Oxidative stress induced by the Fe2+/ascorbic acid system or model ischemia in vitro: effect of carvedilol and pyridoindole antioxidant SMe1EC2 in young and adult rat brain tissue
New effective strategies and new highly effective neuroprotective agents are being searched for the therapy of human stroke and cerebral ischemia. The compound SMe1EC2 is a new derivative of stobadine, with enhanced antioxidant properties compared to the maternal drug. Carvedilol, a non-selective beta-blocker, possesses besides its cardioprotective and vasculoprotective properties also an antioxidant effect. We compared the effect of carvedilol and SMe1EC2, antioxidants with a similar chemical structure, in two experimental models of oxidative stress in young and adult rat brain tissue.

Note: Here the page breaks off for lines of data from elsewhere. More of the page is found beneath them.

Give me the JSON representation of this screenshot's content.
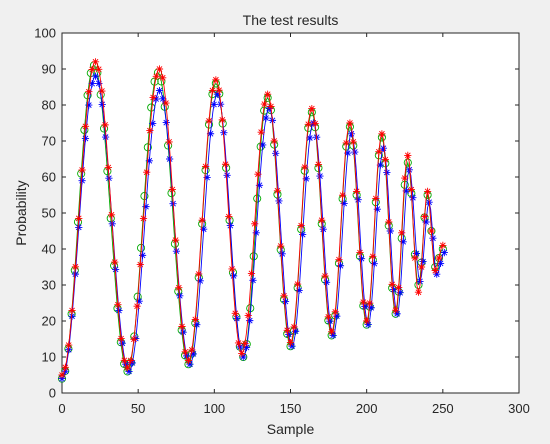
{
  "chart_data": {
    "type": "line",
    "title": "The test results",
    "xlabel": "Sample",
    "ylabel": "Probability",
    "xlim": [
      0,
      300
    ],
    "ylim": [
      0,
      100
    ],
    "xticks": [
      "0",
      "50",
      "100",
      "150",
      "200",
      "250",
      "300"
    ],
    "yticks": [
      "0",
      "10",
      "20",
      "30",
      "40",
      "50",
      "60",
      "70",
      "80",
      "90",
      "100"
    ],
    "grid": false,
    "series": [
      {
        "marker": "o",
        "color": "#00aa00",
        "x": [
          0,
          21,
          43,
          63,
          83,
          101,
          119,
          135,
          150,
          164,
          177,
          189,
          200,
          210,
          219,
          227,
          234,
          240,
          245,
          250
        ],
        "y": [
          4,
          91,
          6,
          89,
          8,
          86,
          10,
          82,
          13,
          78,
          16,
          74,
          19,
          71,
          22,
          64,
          30,
          55,
          35,
          40
        ]
      },
      {
        "marker": "*",
        "color": "#ff0000",
        "x": [
          0,
          22,
          43,
          64,
          83,
          101,
          118,
          135,
          150,
          164,
          177,
          189,
          200,
          210,
          219,
          227,
          234,
          240,
          245,
          250
        ],
        "y": [
          5,
          92,
          7,
          90,
          9,
          87,
          11,
          83,
          14,
          79,
          17,
          75,
          20,
          72,
          23,
          66,
          28,
          56,
          34,
          41
        ]
      },
      {
        "marker": "*",
        "color": "#0000ff",
        "x": [
          0,
          22,
          44,
          64,
          84,
          102,
          119,
          136,
          151,
          165,
          178,
          190,
          201,
          211,
          220,
          228,
          235,
          241,
          246,
          251
        ],
        "y": [
          4,
          88,
          6,
          84,
          8,
          83,
          10,
          79,
          13,
          75,
          16,
          72,
          19,
          68,
          22,
          62,
          31,
          53,
          33,
          39
        ]
      }
    ]
  }
}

SMe1EC2 was found to improve the resistance of hippocampal neurons to ischemia in vitro in young and even in 18-month-old rats and inhibited formation of protein carbonyl groups induced by the Fe2+/ascorbic acid pro-oxidative system in brain cortex homogenates of young rats. Carvedilol exerted a protective effect only in the hippocampus of 2-month-old rats and that at the concentration 10-times higher than did SMe1EC2. The inhibitory effect of carvedilol on protein carbonyl formation induced by the pro-oxidative system was not proved in the cortex of either young or adult rats. An increased baseline level of the content of protein carbonyl groups in the adult versus young rat brain cortex confirmed age-related changes in neuronal tissue and may be due to increased production of reactive oxygen species and low antioxidant defense mechanisms in the adult rat brain. The results revealed the new pyridoindole SMe1EC2 to be more effective than carvedilol in neuroprotection of rat brain tissue in both experimental models involving oxidative stress.